18.12.2015 Wersja do druku

Ciałem wyraża się więcej niż słowem

Niedawno oglądaliśmy ją w spektaklu "Toast" Przemysława Prasnowskiego i poznańskiego Ba-Q Teatru. Dziś pochodząca z Międzychodu Joanna Chułek ma przed sobą kolejną premierę. Na deskach Teatru Tańca i Ruchu ROZBARK w Bytomiu zobaczyć ją będzie można w spektaklu "Umarłam w krasie, czyli przypuszczalnie żyłam" Anny Piotrowskiej.

- Przedstawienie porusza temat starości i osiągania wieku, w którym człowiek może nazywać się dojrzałym.

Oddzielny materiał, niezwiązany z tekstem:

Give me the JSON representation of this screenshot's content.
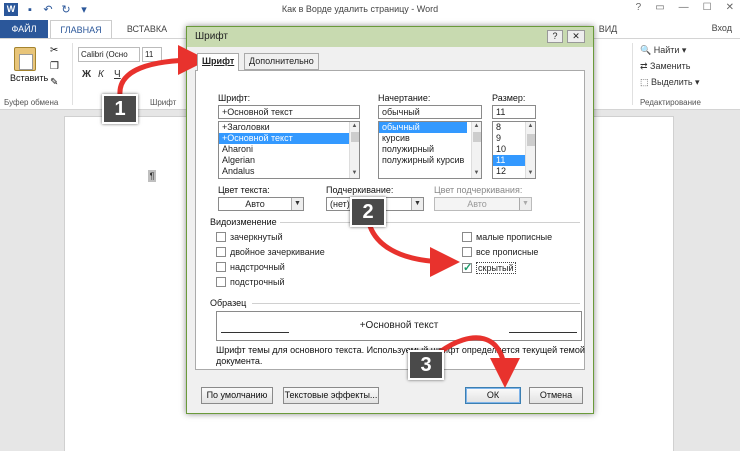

Zwracamy uwagę, że wiele starszych osób żyje dziś bardzo aktywnie, zupełnie jakby oczekiwały, że to opóźni ich śmierć - mówi o nowej sztuce 24-letnia aktorka. Od dziecka Joanna Chułek [na zdjęciu] zakładała dwa scenariusze dotyczące przyszłości. Pierwszym z nich było aktorstwo, drugim - kariera wojskowa. Od samego początku szala zdecydowanie przechylała się na korzyść pierwszego z nich. - Aktorstwo było obecne w moich marzeniach już od czasów dzieciństwa. Jeszcze będąc w przedszkolu mówiłam wszystkim dookoła, że będę występować na scenie. To przekonanie wzmacniał fakt, że od najmłodszych lat występowałam w zespole tańca ludowego. Świadoma decyzja przyszła jednak na etapie gimnazjum. Uczestniczyłam w życiu grup teatralnych - wspomina Chułek. Przełom przyszedł, gdy jako licealistka poznała Małgorzatę Walas-Antoniello,

Zaloguj się i czytaj dalej za darmo

Zalogowani użytkownicy mają nieograniczony dostęp do wszystkich artykułów na e-teatrze.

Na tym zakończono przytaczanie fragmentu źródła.